# Pre-requisite
- We need to create a data lake account and also upload the input file to it
- Also need to create Service Principal and then allow access to SP on the Data Lake container which contains input files

## Import Data from Data Lake

In [0]:
# Specify the Data Lake account details
adlsAccountName = "dldatabricks21"
adlsContainerName = "inputdata"
adlsFolderName = "data"

In [0]:
# Specify details of SP which will be used in this notebook to connect to the Data Lake account
applicationId = "b9344d96-c48b-426c-8551-68ee134b70ac"
authenticationKey = "cIpuAjg-wP3xKmG0Kel8_pefv7Q546ZfCe"
tenandId = "6bb2f9af-a0af-4c32-a5ec-5f7011d37551"

In [0]:
endpoint = "https://login.microsoftonline.com/" + tenandId + "/oauth2/token"
source = "abfss://" + adlsContainerName + "@" + adlsAccountName + ".dfs.core.windows.net/"

In [0]:
configs = {"fs.azure.account.auth.type": "OAuth",
           "fs.azure.account.oauth.provider.type": "org.apache.hadoop.fs.azurebfs.oauth2.ClientCredsTokenProvider",
           "fs.azure.account.oauth2.client.id": applicationId,
           "fs.azure.account.oauth2.client.secret": authenticationKey,
           "fs.azure.account.oauth2.client.endpoint": endpoint}

In [0]:
try:
  dbutils.fs.mount(source = source,mount_point = "/mnt/data",extra_configs = configs)
except Exception as e:
  pass

In [0]:
#dbutils.fs.unmount("/mnt/data")

In [0]:
%fs
ls /mnt/data/data

path,name,size
dbfs:/mnt/data/data/P_By_DEST_COUNTRY_NAME/,P_By_DEST_COUNTRY_NAME/,0
dbfs:/mnt/data/data/P_By_DEST_COUNTRY_NAME_2/,P_By_DEST_COUNTRY_NAME_2/,0
dbfs:/mnt/data/data/all-summary.csv,all-summary.csv,12425516
dbfs:/mnt/data/data/gprby2_DEST_COUNTRY_NAME/,gprby2_DEST_COUNTRY_NAME/,0
dbfs:/mnt/data/data/gprby_DEST_COUNTRY_NAME/,gprby_DEST_COUNTRY_NAME/,0


In [0]:
from pyspark.sql.functions import col, column, spark_partition_id

In [0]:
flightData2015="dbfs:/mnt/data/data/all-summary.csv"

In [0]:
flightDataDF2015 = spark\
.read\
.option("inferSchema", "true")\
.option("header", "true")\
.csv(flightData2015)

flightDataDF2015=flightDataDF2015.withColumn("partitionID", spark_partition_id())
flightDataDF2015.rdd.getNumPartitions()

In [0]:
from pyspark.sql.functions import concat, collect_list, collect_set, concat_ws

#Notice that values in the column - DEST_COUNTRY_NAME are spead over all partitions. It will create shuffling issues if we do any operation based on DEST_COUNTRY_NAME
flightDataDF2015.groupBy("DEST_COUNTRY_NAME")\
.agg(concat_ws(", ", collect_set(flightDataDF2015.partitionID))).display(100)

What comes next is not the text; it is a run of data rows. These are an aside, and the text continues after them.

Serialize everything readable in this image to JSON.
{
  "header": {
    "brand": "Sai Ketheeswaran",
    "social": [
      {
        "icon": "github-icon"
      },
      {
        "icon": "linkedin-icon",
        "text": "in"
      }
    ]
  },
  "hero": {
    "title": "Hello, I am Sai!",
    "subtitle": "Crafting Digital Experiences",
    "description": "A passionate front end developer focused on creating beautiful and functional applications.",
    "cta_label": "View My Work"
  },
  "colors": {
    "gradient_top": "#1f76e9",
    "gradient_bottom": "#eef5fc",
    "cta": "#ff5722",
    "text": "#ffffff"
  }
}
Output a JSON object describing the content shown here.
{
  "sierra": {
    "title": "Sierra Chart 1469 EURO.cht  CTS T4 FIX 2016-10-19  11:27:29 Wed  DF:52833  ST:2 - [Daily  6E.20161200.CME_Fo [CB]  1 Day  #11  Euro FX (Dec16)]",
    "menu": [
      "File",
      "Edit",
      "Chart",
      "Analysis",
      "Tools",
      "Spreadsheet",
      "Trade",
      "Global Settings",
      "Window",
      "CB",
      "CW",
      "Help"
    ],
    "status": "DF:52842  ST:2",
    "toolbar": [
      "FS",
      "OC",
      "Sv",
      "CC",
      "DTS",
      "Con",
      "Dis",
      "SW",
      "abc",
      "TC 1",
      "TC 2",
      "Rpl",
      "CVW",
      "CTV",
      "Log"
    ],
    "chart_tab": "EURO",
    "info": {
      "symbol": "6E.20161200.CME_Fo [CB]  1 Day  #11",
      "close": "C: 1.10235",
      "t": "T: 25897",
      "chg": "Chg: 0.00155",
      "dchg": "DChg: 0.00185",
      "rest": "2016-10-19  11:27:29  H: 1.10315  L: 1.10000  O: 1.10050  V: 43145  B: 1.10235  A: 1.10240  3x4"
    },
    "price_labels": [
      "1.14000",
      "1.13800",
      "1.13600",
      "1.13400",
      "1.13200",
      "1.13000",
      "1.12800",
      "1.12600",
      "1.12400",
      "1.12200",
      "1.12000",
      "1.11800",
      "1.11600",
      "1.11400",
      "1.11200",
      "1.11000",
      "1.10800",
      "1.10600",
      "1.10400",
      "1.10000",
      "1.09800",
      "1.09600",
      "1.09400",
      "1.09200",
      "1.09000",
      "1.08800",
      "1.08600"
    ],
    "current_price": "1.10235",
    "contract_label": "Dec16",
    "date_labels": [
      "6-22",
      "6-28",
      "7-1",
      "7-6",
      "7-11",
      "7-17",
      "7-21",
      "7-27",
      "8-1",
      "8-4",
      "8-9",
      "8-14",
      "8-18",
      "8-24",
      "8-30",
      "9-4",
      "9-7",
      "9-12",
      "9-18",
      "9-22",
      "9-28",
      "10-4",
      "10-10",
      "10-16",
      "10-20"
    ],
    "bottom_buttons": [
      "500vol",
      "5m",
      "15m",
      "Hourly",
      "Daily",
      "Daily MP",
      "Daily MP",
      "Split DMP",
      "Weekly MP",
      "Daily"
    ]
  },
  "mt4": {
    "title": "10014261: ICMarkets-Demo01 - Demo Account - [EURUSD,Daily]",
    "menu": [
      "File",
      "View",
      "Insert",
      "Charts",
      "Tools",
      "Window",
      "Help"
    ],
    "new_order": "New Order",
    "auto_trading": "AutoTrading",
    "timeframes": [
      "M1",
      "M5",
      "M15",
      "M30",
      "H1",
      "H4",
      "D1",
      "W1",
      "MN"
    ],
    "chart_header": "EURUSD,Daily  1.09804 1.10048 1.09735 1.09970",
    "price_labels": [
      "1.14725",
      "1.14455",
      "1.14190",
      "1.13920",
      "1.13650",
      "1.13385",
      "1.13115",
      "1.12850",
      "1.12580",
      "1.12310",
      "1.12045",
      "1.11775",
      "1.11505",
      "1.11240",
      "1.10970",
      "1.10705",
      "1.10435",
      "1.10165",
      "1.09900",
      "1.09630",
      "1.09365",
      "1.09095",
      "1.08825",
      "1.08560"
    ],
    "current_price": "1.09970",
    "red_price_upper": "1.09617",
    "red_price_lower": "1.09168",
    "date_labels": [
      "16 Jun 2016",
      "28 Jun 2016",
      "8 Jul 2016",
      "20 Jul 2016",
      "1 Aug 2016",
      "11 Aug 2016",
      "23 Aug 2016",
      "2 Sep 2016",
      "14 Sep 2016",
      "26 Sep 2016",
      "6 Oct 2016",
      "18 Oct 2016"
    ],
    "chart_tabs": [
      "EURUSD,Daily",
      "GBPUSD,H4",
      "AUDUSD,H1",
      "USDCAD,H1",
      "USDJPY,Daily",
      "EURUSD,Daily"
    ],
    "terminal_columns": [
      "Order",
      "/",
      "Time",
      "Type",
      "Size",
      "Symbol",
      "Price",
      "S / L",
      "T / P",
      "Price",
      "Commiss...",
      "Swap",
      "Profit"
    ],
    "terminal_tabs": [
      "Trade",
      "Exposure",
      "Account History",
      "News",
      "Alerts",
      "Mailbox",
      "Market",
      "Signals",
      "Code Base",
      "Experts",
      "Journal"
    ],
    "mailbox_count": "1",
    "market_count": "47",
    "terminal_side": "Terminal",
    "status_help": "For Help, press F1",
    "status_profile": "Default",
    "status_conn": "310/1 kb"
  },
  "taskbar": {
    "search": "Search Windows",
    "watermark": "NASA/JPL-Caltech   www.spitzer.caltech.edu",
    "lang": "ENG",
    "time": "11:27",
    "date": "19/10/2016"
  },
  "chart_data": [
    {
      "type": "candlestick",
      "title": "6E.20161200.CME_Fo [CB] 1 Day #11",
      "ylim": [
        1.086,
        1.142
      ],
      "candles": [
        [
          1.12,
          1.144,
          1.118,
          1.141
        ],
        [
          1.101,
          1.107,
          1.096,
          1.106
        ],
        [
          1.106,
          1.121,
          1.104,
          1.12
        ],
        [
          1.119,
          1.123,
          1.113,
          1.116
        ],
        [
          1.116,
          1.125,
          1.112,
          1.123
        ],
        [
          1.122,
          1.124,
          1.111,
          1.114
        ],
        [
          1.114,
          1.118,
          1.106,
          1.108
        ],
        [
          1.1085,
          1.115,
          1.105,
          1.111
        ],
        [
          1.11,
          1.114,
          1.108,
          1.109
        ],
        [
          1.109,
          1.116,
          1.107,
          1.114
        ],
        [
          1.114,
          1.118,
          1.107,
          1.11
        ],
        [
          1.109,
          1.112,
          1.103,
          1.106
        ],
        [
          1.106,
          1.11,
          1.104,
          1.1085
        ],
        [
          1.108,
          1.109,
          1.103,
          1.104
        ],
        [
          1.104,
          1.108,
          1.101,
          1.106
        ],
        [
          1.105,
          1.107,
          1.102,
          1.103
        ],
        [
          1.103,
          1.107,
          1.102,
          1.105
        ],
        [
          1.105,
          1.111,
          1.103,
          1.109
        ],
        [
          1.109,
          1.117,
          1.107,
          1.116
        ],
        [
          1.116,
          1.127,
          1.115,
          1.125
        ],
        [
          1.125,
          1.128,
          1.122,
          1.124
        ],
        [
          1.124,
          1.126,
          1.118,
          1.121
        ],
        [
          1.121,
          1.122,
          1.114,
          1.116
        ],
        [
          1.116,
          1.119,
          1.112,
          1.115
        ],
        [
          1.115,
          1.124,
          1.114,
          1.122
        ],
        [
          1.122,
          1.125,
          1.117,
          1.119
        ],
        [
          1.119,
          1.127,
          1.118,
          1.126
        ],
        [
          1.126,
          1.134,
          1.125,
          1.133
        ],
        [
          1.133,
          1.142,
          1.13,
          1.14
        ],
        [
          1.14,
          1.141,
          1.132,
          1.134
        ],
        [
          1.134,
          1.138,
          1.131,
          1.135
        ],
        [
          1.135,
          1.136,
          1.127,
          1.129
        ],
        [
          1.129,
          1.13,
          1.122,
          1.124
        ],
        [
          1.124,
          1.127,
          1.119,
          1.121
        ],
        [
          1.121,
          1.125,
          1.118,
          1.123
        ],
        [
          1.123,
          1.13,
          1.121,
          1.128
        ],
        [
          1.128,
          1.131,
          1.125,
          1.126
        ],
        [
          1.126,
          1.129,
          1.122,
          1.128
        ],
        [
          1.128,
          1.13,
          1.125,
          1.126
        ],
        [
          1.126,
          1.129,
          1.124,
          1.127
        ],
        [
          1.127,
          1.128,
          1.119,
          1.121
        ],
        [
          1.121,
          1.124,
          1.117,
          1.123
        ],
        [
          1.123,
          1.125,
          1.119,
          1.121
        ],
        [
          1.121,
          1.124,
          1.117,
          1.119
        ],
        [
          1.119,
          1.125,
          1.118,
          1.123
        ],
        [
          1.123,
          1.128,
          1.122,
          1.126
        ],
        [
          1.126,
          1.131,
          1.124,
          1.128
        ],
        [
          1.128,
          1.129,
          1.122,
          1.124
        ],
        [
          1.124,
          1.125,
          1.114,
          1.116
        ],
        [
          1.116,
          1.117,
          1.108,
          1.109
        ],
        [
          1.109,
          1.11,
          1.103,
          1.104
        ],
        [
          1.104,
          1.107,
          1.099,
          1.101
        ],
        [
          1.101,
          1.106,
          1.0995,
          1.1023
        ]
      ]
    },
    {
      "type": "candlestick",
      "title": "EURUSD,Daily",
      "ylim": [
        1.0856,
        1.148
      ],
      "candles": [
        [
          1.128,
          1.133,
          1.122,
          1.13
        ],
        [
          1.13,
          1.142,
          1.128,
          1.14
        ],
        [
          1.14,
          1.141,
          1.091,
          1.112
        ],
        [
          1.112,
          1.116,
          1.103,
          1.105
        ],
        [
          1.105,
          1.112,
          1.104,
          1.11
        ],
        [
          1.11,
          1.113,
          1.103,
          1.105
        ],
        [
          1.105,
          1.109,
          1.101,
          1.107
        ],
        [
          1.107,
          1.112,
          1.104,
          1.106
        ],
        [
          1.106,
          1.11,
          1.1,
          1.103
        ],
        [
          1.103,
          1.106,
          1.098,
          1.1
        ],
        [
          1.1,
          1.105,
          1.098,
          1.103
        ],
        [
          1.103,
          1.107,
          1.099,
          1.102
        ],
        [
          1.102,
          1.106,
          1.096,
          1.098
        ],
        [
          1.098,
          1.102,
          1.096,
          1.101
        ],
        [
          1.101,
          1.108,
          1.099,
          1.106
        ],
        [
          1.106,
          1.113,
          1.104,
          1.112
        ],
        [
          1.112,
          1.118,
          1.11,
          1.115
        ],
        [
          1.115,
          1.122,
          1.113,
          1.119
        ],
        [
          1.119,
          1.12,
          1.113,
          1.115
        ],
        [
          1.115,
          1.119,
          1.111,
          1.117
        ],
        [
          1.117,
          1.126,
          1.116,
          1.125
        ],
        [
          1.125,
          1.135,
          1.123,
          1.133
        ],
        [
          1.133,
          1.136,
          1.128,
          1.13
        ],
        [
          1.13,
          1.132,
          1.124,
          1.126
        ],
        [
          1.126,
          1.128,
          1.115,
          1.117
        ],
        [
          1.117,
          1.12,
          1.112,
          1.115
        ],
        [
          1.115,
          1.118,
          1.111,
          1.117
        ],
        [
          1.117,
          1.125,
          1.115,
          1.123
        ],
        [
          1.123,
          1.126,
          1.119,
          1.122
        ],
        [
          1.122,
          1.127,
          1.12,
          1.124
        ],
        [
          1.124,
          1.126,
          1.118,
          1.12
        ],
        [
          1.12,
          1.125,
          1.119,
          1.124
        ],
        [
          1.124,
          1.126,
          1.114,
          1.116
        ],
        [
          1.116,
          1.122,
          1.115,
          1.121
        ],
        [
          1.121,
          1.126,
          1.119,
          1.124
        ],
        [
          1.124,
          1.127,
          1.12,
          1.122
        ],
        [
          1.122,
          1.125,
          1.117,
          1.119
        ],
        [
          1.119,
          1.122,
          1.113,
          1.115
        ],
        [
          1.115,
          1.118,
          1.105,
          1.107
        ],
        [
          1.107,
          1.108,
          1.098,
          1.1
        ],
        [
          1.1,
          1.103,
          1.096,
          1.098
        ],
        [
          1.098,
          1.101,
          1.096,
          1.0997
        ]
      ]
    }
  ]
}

DEST_COUNTRY_NAME,"concat_ws(, , collect_set(partitionID))"
Afghanistan,"0, 1, 2"
Algeria,"0, 1, 2"
Angola,"0, 1, 2"
Anguilla,"0, 1, 2"
Antigua and Barbuda,"0, 1, 2"
Argentina,"0, 1, 2"
Aruba,"0, 1, 2"
Australia,"0, 1, 2"
Austria,"0, 1, 2"
Azerbaijan,"0, 1, 2"


## Repartition based on a column using which we need to do group by

In [0]:
flightDataDF2015_rp=flightDataDF2015.repartition(100, col("DEST_COUNTRY_NAME")).sort("DEST_COUNTRY_NAME").withColumn("partitionID", spark_partition_id())

In [0]:
# Notice that one column is aligned to a single partition. It will avoid shuffling issues
flightDataDF2015_rp.groupBy("DEST_COUNTRY_NAME")\
.agg(concat_ws(", ", collect_set(flightDataDF2015_rp.partitionID))).display(1000)

#flightDataDF2015_rp.sort("partitionID").show(20000)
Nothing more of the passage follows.